1.27.2012

From Someone Who Knows

Found this hilarious take (rant?) on a blog I frequent (HealthyAshley) - Her name happens to be Ashley too, but she's on the opposite end of the country in Florida.

Had to post it because I just so identify.... Her list of things a bride should be ready for :

1. ) Yes, having a vagina automatically makes you responsible for all 250 “to-do’s” on The Knot’s wedding checklist.
2..) Have a guest list? Most of the people you want there won’t be able to make it. People with names you’ve never heard of will start to pop up instead.
3..) Expect your groom to say things like “just tell me when and where and I’ll show up.” Refrain from punching him in the face.
4..) Also refrain from punching people who tell you to just “keep it simple” to cut costs.
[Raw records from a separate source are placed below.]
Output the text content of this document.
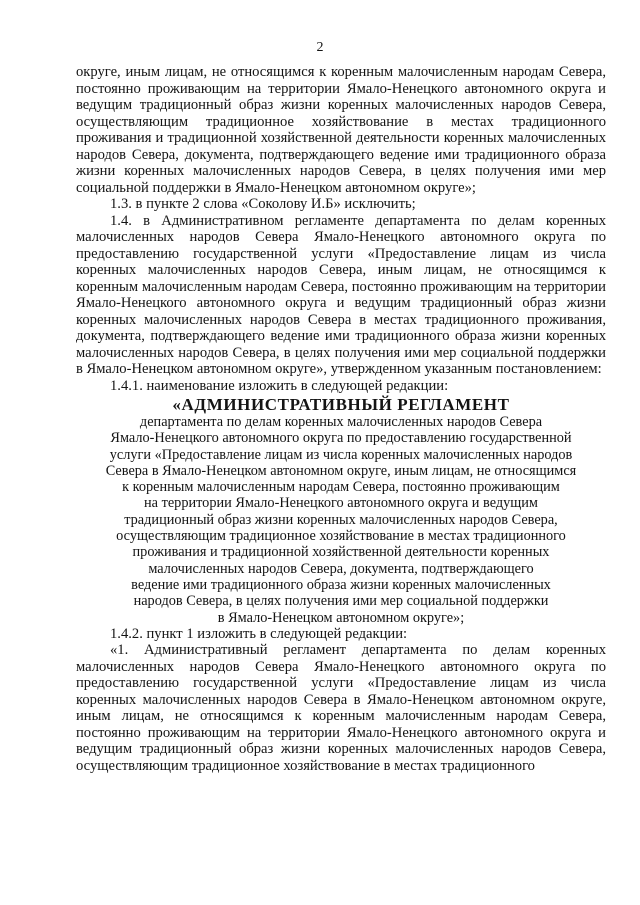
2

округе, иным лицам, не относящимся к коренным малочисленным народам Севера, постоянно проживающим на территории Ямало-Ненецкого автономного округа и ведущим традиционный образ жизни коренных малочисленных народов Севера, осуществляющим традиционное хозяйствование в местах традиционного проживания и традиционной хозяйственной деятельности коренных малочисленных народов Севера, документа, подтверждающего ведение ими традиционного образа жизни коренных малочисленных народов Севера, в целях получения ими мер социальной поддержки в Ямало-Ненецком автономном округе»;

1.3. в пункте 2 слова «Соколову И.Б» исключить;

1.4. в Административном регламенте департамента по делам коренных малочисленных народов Севера Ямало-Ненецкого автономного округа по предоставлению государственной услуги «Предоставление лицам из числа коренных малочисленных народов Севера, иным лицам, не относящимся к коренным малочисленным народам Севера, постоянно проживающим на территории Ямало-Ненецкого автономного округа и ведущим традиционный образ жизни коренных малочисленных народов Севера в местах традиционного проживания, документа, подтверждающего ведение ими традиционного образа жизни коренных малочисленных народов Севера, в целях получения ими мер социальной поддержки в Ямало-Ненецком автономном округе», утвержденном указанным постановлением:

1.4.1. наименование изложить в следующей редакции:

«АДМИНИСТРАТИВНЫЙ РЕГЛАМЕНТ
департамента по делам коренных малочисленных народов Севера
Ямало-Ненецкого автономного округа по предоставлению государственной
услуги «Предоставление лицам из числа коренных малочисленных народов
Севера в Ямало-Ненецком автономном округе, иным лицам, не относящимся
к коренным малочисленным народам Севера, постоянно проживающим
на территории Ямало-Ненецкого автономного округа и ведущим
традиционный образ жизни коренных малочисленных народов Севера,
осуществляющим традиционное хозяйствование в местах традиционного
проживания и традиционной хозяйственной деятельности коренных
малочисленных народов Севера, документа, подтверждающего
ведение ими традиционного образа жизни коренных малочисленных
народов Севера, в целях получения ими мер социальной поддержки
в Ямало-Ненецком автономном округе»;

1.4.2. пункт 1 изложить в следующей редакции:

«1. Административный регламент департамента по делам коренных малочисленных народов Севера Ямало-Ненецкого автономного округа по предоставлению государственной услуги «Предоставление лицам из числа коренных малочисленных народов Севера в Ямало-Ненецком автономном округе, иным лицам, не относящимся к коренным малочисленным народам Севера, постоянно проживающим на территории Ямало-Ненецкого автономного округа и ведущим традиционный образ жизни коренных малочисленных народов Севера, осуществляющим традиционное хозяйствование в местах традиционного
Even “simple” weddings cost a crazy sum.
5..) Be prepared to field phone calls from your family for your wedding being vegan, being held at a farm and for recommending guests refrain from heels. Heaven forbid.
6..) Sometimes you will look forward to the day you quit being a wedding planner more than you look forward to being a wife.
7..) If you didn’t curse before planning, be prepared to start now. Also, be prepared to start drinking.
8..) Expect guilt trips about money from people you never asked anything from. Feel really bad about it.
9.) You may have debt after the wedding, but at least you’ll have fancy wine glasses from your registry!
10.) Glossy wedding magazines are just about as good as photo-shopped celebrity magazines for your self-esteem."

Thank goodness for kindred spirits in this crazy process.